Faculty Senate Works to Implement and Improve the Workload Model

Productivity Model October 2016The Faculty Senate serves as the communication medium between the faculty and administration As a result, they play a vital role in communicating the new policy, and overseeing its implementation.

According to Dinesh Mehta, the Faculty Senate President, the Faculty Senate is “evaluating how [the productivity model] will affect faculty and students and is providing feedback to the administration.”

He explained that there has been a lot of “angst” amongst the faculty since an outline of the policy was proposed in March of this year.

“One thing to mention is that it has not been finalized,” Mehta said. “There has been feedback given to the administration, and they have been looking at it and are reviewing it with the different departments. Something different may emerge.”

Mehta voiced one of his concerns with the new policy, “Having some quantitative metrics is a good thing, but the three metrics of:  how many students a teacher is advising, how many student credit hours are being taught (which translates to how many students are in their classes), and how many research dollars they are bringing in, is pretty narrow; it doesn’t capture all of the things faculty do for the school.”

Illustrating the possible consequences of the evaluation system, Mehta stated, “Traditionally, the amount of teaching professors do has been measured by the number of classes they teach. Measuring the amount of teaching solely by the number of student credit hours is inaccurate. It is also often out of the teacher’s control. There are these ups and downs [in the enrollment of different departments] that depend on external factors.”

He continued to voice his concern with the policy, “This metric may incentivize faculty to teach required courses that generally enroll more students rather than electives that enroll fewer students.

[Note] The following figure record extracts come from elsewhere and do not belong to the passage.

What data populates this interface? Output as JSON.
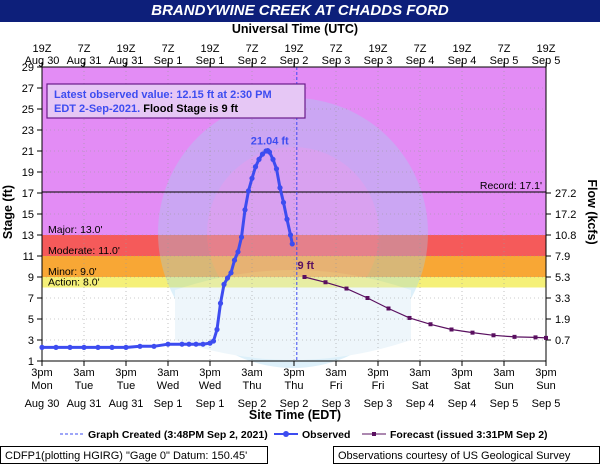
{
  "title": "BRANDYWINE CREEK AT CHADDS FORD",
  "chart_data": {
    "type": "line",
    "top_axis_label": "Universal Time (UTC)",
    "bottom_axis_label": "Site Time (EDT)",
    "ylabel": "Stage (ft)",
    "y2label": "Flow (kcfs)",
    "ylim": [
      1,
      29
    ],
    "xlim_hours": [
      0,
      144
    ],
    "y_ticks": [
      "1",
      "3",
      "5",
      "7",
      "9",
      "11",
      "13",
      "15",
      "17",
      "19",
      "21",
      "23",
      "25",
      "27",
      "29"
    ],
    "flow_ticks": [
      {
        "stage": 3,
        "label": "0.7"
      },
      {
        "stage": 5,
        "label": "1.9"
      },
      {
        "stage": 7,
        "label": "3.3"
      },
      {
        "stage": 9,
        "label": "5.3"
      },
      {
        "stage": 11,
        "label": "7.9"
      },
      {
        "stage": 13,
        "label": "10.8"
      },
      {
        "stage": 15,
        "label": "17.2"
      },
      {
        "stage": 17,
        "label": "27.2"
      }
    ],
    "top_ticks": [
      {
        "hour": 0,
        "l1": "19Z",
        "l2": "Aug 30"
      },
      {
        "hour": 12,
        "l1": "7Z",
        "l2": "Aug 31"
      },
      {
        "hour": 24,
        "l1": "19Z",
        "l2": "Aug 31"
      },
      {
        "hour": 36,
        "l1": "7Z",
        "l2": "Sep 1"
      },
      {
        "hour": 48,
        "l1": "19Z",
        "l2": "Sep 1"
      },
      {
        "hour": 60,
        "l1": "7Z",
        "l2": "Sep 2"
      },
      {
        "hour": 72,
        "l1": "19Z",
        "l2": "Sep 2"
      },
      {
        "hour": 84,
        "l1": "7Z",
        "l2": "Sep 3"
      },
      {
        "hour": 96,
        "l1": "19Z",
        "l2": "Sep 3"
      },
      {
        "hour": 108,
        "l1": "7Z",
        "l2": "Sep 4"
      },
      {
        "hour": 120,
        "l1": "19Z",
        "l2": "Sep 4"
      },
      {
        "hour": 132,
        "l1": "7Z",
        "l2": "Sep 5"
      },
      {
        "hour": 144,
        "l1": "19Z",
        "l2": "Sep 5"
      }
    ],
    "bottom_ticks": [
      {
        "hour": 0,
        "l1": "3pm",
        "l2": "Mon",
        "l3": "Aug 30"
      },
      {
        "hour": 12,
        "l1": "3am",
        "l2": "Tue",
        "l3": "Aug 31"
      },
      {
        "hour": 24,
        "l1": "3pm",
        "l2": "Tue",
        "l3": "Aug 31"
      },
      {
        "hour": 36,
        "l1": "3am",
        "l2": "Wed",
        "l3": "Sep 1"
      },
      {
        "hour": 48,
        "l1": "3pm",
        "l2": "Wed",
        "l3": "Sep 1"
      },
      {
        "hour": 60,
        "l1": "3am",
        "l2": "Thu",
        "l3": "Sep 2"
      },
      {
        "hour": 72,
        "l1": "3pm",
        "l2": "Thu",
        "l3": "Sep 2"
      },
      {
        "hour": 84,
        "l1": "3am",
        "l2": "Fri",
        "l3": "Sep 3"
      },
      {
        "hour": 96,
        "l1": "3pm",
        "l2": "Fri",
        "l3": "Sep 3"
      },
      {
        "hour": 108,
        "l1": "3am",
        "l2": "Sat",
        "l3": "Sep 4"
      },
      {
        "hour": 120,
        "l1": "3pm",
        "l2": "Sat",
        "l3": "Sep 4"
      },
      {
        "hour": 132,
        "l1": "3am",
        "l2": "Sun",
        "l3": "Sep 5"
      },
      {
        "hour": 144,
        "l1": "3pm",
        "l2": "Sun",
        "l3": "Sep 5"
      }
    ],
    "bands": [
      {
        "name": "Major",
        "label": "Major: 13.0'",
        "from": 13,
        "to": 29,
        "color": "#e38cf5"
      },
      {
        "name": "Moderate",
        "label": "Moderate: 11.0'",
        "from": 11,
        "to": 13,
        "color": "#f55a5a"
      },
      {
        "name": "Minor",
        "label": "Minor: 9.0'",
        "from": 9,
        "to": 11,
        "color": "#f8a735"
      },
      {
        "name": "Action",
        "label": "Action: 8.0'",
        "from": 8,
        "to": 9,
        "color": "#f5f078"
      }
    ],
    "record": {
      "value": 17.1,
      "label": "Record: 17.1'"
    },
    "info_box": {
      "line1": "Latest observed value: 12.15 ft at 2:30 PM",
      "line2a": "EDT 2-Sep-2021.",
      "line2b": " Flood Stage is 9 ft"
    },
    "peak_label": "21.04 ft",
    "peak_point": {
      "hour": 64.5,
      "y": 21.04
    },
    "forecast_label": "9 ft",
    "graph_created_hour": 72.8,
    "series": [
      {
        "name": "Observed",
        "color": "#3d4cf0",
        "points": [
          [
            0,
            2.3
          ],
          [
            4,
            2.3
          ],
          [
            8,
            2.3
          ],
          [
            12,
            2.3
          ],
          [
            16,
            2.3
          ],
          [
            20,
            2.3
          ],
          [
            24,
            2.3
          ],
          [
            28,
            2.4
          ],
          [
            32,
            2.4
          ],
          [
            36,
            2.6
          ],
          [
            40,
            2.6
          ],
          [
            42,
            2.6
          ],
          [
            44,
            2.6
          ],
          [
            46,
            2.6
          ],
          [
            48,
            2.7
          ],
          [
            49,
            2.9
          ],
          [
            50,
            4.0
          ],
          [
            51,
            6.5
          ],
          [
            52,
            8.3
          ],
          [
            53,
            8.9
          ],
          [
            54,
            9.4
          ],
          [
            55,
            10.6
          ],
          [
            56,
            11.4
          ],
          [
            57,
            12.8
          ],
          [
            58,
            15.4
          ],
          [
            59,
            17.2
          ],
          [
            60,
            18.4
          ],
          [
            61,
            19.5
          ],
          [
            62,
            20.2
          ],
          [
            63,
            20.7
          ],
          [
            64,
            21.0
          ],
          [
            64.5,
            21.04
          ],
          [
            65,
            20.9
          ],
          [
            66,
            20.2
          ],
          [
            67,
            19.3
          ],
          [
            68,
            17.5
          ],
          [
            69,
            16.1
          ],
          [
            70,
            14.5
          ],
          [
            71,
            13.0
          ],
          [
            71.5,
            12.15
          ]
        ]
      },
      {
        "name": "Forecast (issued 3:31PM Sep 2)",
        "color": "#5a1060",
        "points": [
          [
            75,
            9.0
          ],
          [
            81,
            8.5
          ],
          [
            87,
            7.9
          ],
          [
            93,
            7.0
          ],
          [
            99,
            6.0
          ],
          [
            105,
            5.1
          ],
          [
            111,
            4.5
          ],
          [
            117,
            4.0
          ],
          [
            123,
            3.7
          ],
          [
            129,
            3.45
          ],
          [
            135,
            3.3
          ],
          [
            141,
            3.25
          ],
          [
            144,
            3.2
          ]
        ]
      }
    ],
    "legend": {
      "graph_created": "Graph Created (3:48PM Sep 2, 2021)",
      "observed": "Observed",
      "forecast": "Forecast (issued 3:31PM Sep 2)"
    },
    "colors": {
      "observed": "#3d4cf0",
      "forecast": "#5a1060",
      "title_bg": "#0d1f7a"
    }
  },
  "footer": {
    "left": "CDFP1(plotting HGIRG) \"Gage 0\" Datum: 150.45'",
    "right": "Observations courtesy of US Geological Survey"
  }
}
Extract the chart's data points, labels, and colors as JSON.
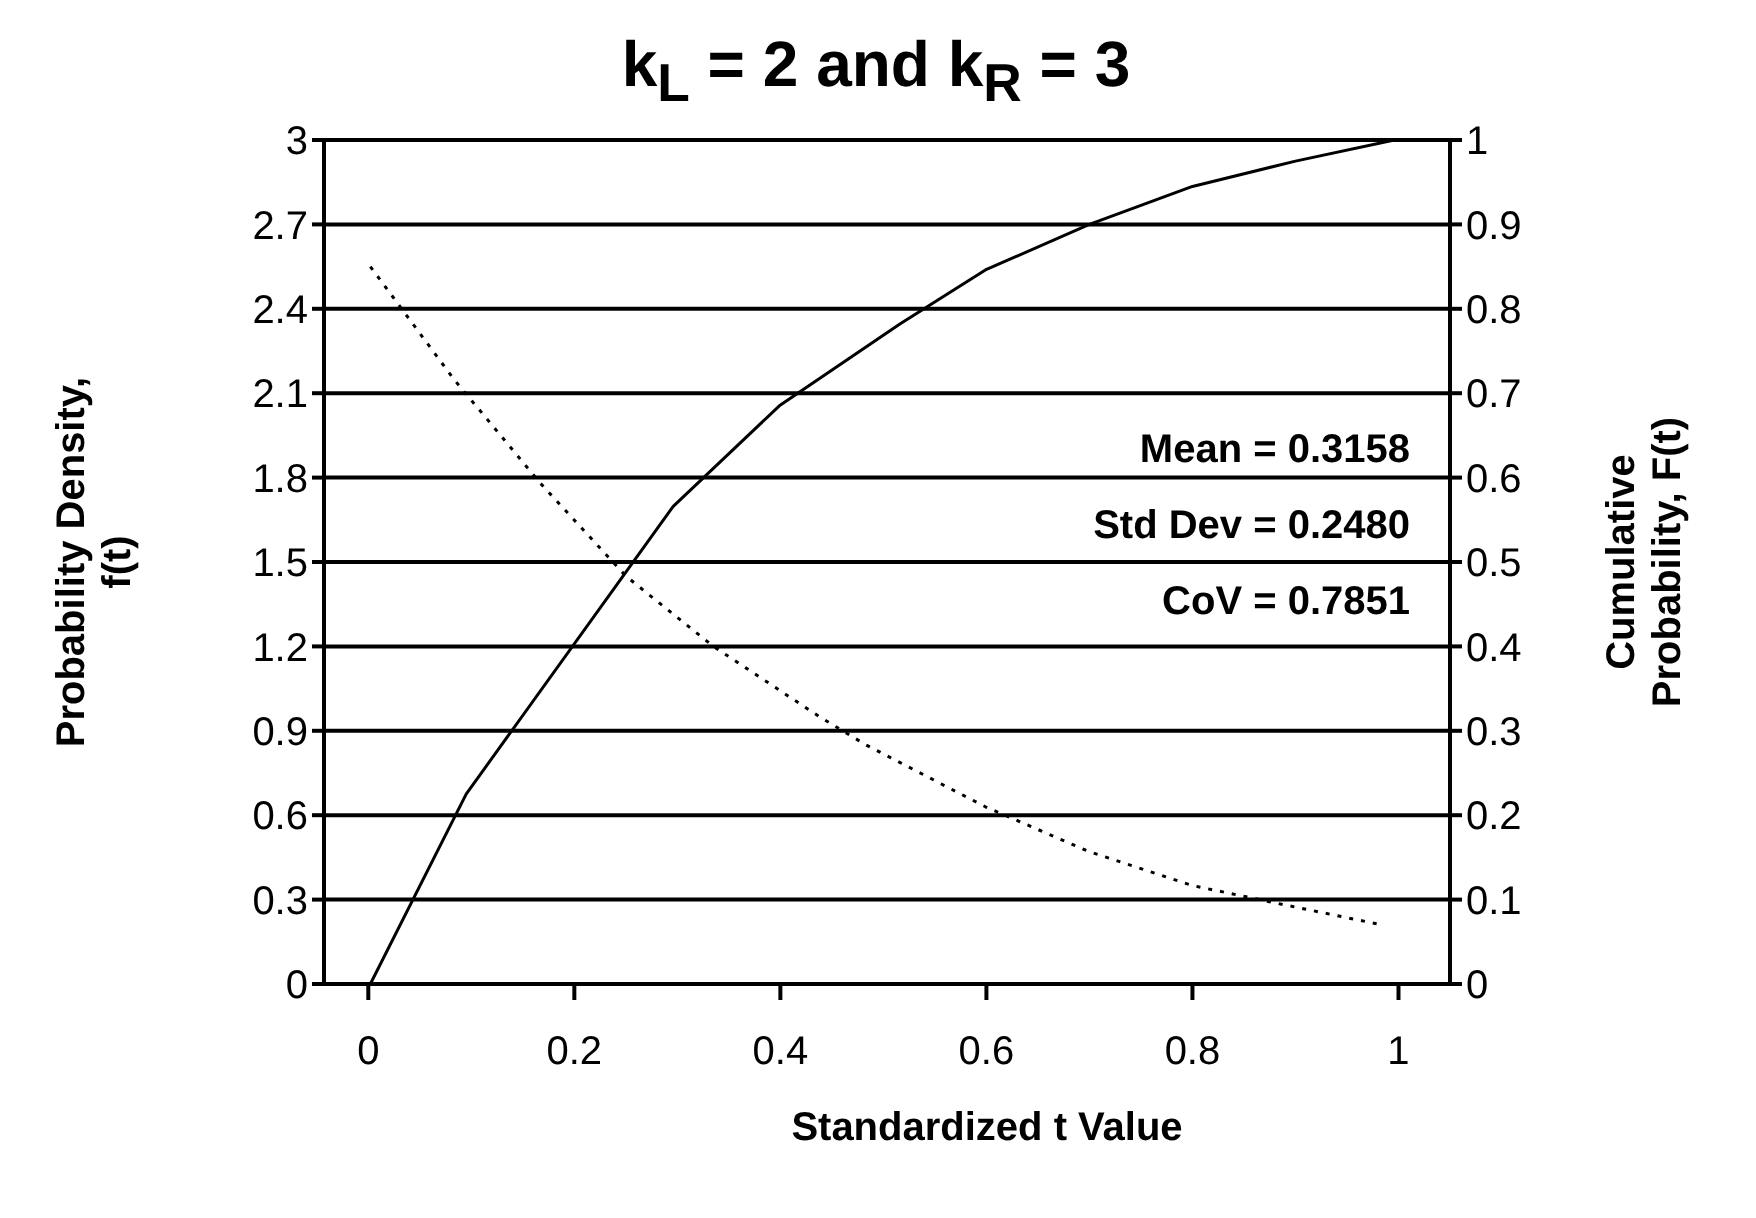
{
  "chart_data": {
    "type": "line",
    "title": "k$_{L}$ = 2 and k$_{R}$ = 3",
    "xlabel": "Standardized t Value",
    "ylabel": "Probability Density, f(t)",
    "y2label": "Cumulative Probability, F(t)",
    "series": [
      {
        "color": "#000000",
        "line_style": "dotted",
        "x": [
          0.002,
          0.083,
          0.167,
          0.25,
          0.335,
          0.438,
          0.483,
          0.599,
          0.7,
          0.8,
          0.878,
          0.984
        ],
        "values": [
          2.55,
          2.15,
          1.78,
          1.45,
          1.2,
          0.95,
          0.85,
          0.63,
          0.47,
          0.35,
          0.29,
          0.21
        ]
      },
      {
        "color": "#000000",
        "line_style": "solid",
        "axis": "y2",
        "x": [
          0.002,
          0.095,
          0.296,
          0.399,
          0.516,
          0.599,
          0.7,
          0.8,
          0.9,
          0.996
        ],
        "values": [
          0,
          0.225,
          0.566,
          0.685,
          0.782,
          0.846,
          0.9,
          0.945,
          0.975,
          1.0
        ]
      }
    ],
    "xlim": [
      -0.043,
      1.05
    ],
    "xticks": [
      0,
      0.2,
      0.4,
      0.6,
      0.8,
      1
    ],
    "ylim": [
      0,
      3
    ],
    "yticks": [
      0,
      0.3,
      0.6,
      0.9,
      1.2,
      1.5,
      1.8,
      2.1,
      2.4,
      2.7,
      3
    ],
    "y2lim": [
      0,
      1
    ],
    "y2ticks": [
      0,
      0.1,
      0.2,
      0.3,
      0.4,
      0.5,
      0.6,
      0.7,
      0.8,
      0.9,
      1
    ],
    "annotations": [
      "Mean = 0.3158",
      "Std Dev = 0.2480",
      "CoV = 0.7851"
    ],
    "grid": "y",
    "marker": "none"
  }
}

This could result in fewer electives being offered.”

The current version of the proposed policy  has “a one-size-fits-all approach” that doesn’t necessarily fit the variety of departments across campus.

“The idea of the policy is to have more equity among faculty so that someone isn’t doing way more work than someone else,” Mehta said. “This is a good goal, but the current drafted policy may not necessarily be the way to achieve it. I think the best way would to have a workload policy for each department.”.

Mehta described, “There is a trend in public universities to having larger class sizes, which this policy gravitates towards. By shifting towards larger classes, there is the hope of making it more cost effective, but there is a potential for reduced quality of instruction.”

Mehta concluded, “It is important for students to be informed and keep an eye on this, but the faculty and administration really do care about the students more than you might see in other places. I am confident that the right choices will be made to benefit the students.”